At first, she was in the girls’ home for about a year. She was sent there again as a 16-year-old and lived in terror. By this time she had developed a bad stutter and opted to work in the laundry many hours a day as this helped her avoid staff and other inmates.
After a few months she was sent to live and work at a Sydney hospital as a nurse’s assistant. The other workers there knew where she’d come from and gave her a hard time. Despondent, Kath fled the hospital after a week and landed on the streets of Sydney’s Kings Cross. She and a friend briefly became involved with prostitution and drugs. After being beaten up by a couple of pimps, a desperate and pregnant Kath fled the city and returned to her father in the country to have her baby.
Kath’s life has been difficult as she carries the scars of her childhood.
‘I am still that little girl, but I’m trapped in a woman’s body.’

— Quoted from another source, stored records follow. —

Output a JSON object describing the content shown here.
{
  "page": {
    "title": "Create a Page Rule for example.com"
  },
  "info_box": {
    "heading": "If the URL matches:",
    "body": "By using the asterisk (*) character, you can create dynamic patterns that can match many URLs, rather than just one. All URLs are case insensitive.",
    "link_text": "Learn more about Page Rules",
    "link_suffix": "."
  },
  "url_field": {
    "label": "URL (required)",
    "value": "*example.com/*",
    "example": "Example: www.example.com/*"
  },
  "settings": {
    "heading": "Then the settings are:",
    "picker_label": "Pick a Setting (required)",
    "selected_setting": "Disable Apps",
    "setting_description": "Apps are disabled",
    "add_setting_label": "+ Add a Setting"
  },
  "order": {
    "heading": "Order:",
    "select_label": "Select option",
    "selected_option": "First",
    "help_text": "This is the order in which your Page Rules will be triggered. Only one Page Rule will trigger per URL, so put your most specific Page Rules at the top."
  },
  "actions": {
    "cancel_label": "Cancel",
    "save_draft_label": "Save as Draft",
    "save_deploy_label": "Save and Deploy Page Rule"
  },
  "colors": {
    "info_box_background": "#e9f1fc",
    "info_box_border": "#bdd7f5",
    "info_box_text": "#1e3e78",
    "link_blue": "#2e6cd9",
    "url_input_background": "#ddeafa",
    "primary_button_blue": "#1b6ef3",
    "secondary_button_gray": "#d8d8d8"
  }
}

She did not tell her family the details of her time in the girls’ home. Kath believed for many years that she had suffered the sexual abuse alone. ‘I honestly thought I was the only one. I never heard any other girls talk about it, and I never told anybody what he’d done to me.’
Only in recent years has she heard the history of the home and the long list of allegations of abuse and rape by staff there.
Kath has been able to access a mental health program and share her story with a psychologist. Being believed has helped her heal. She’s also been active in helping older Australians in need through various volunteer organisations.
She approached the Royal Commission in the hope some justice can be done. Kath knows Mark Hartley is still alive. ‘He’s out there living a life. We lost half of ours, and he still lives.’
She welcomed the chance to bear witness to what happened to her and so many others while in state care. ‘I’m so glad I don’t have to take this to my grave, because I didn’t want my family knowing my behaviour in life without a context.’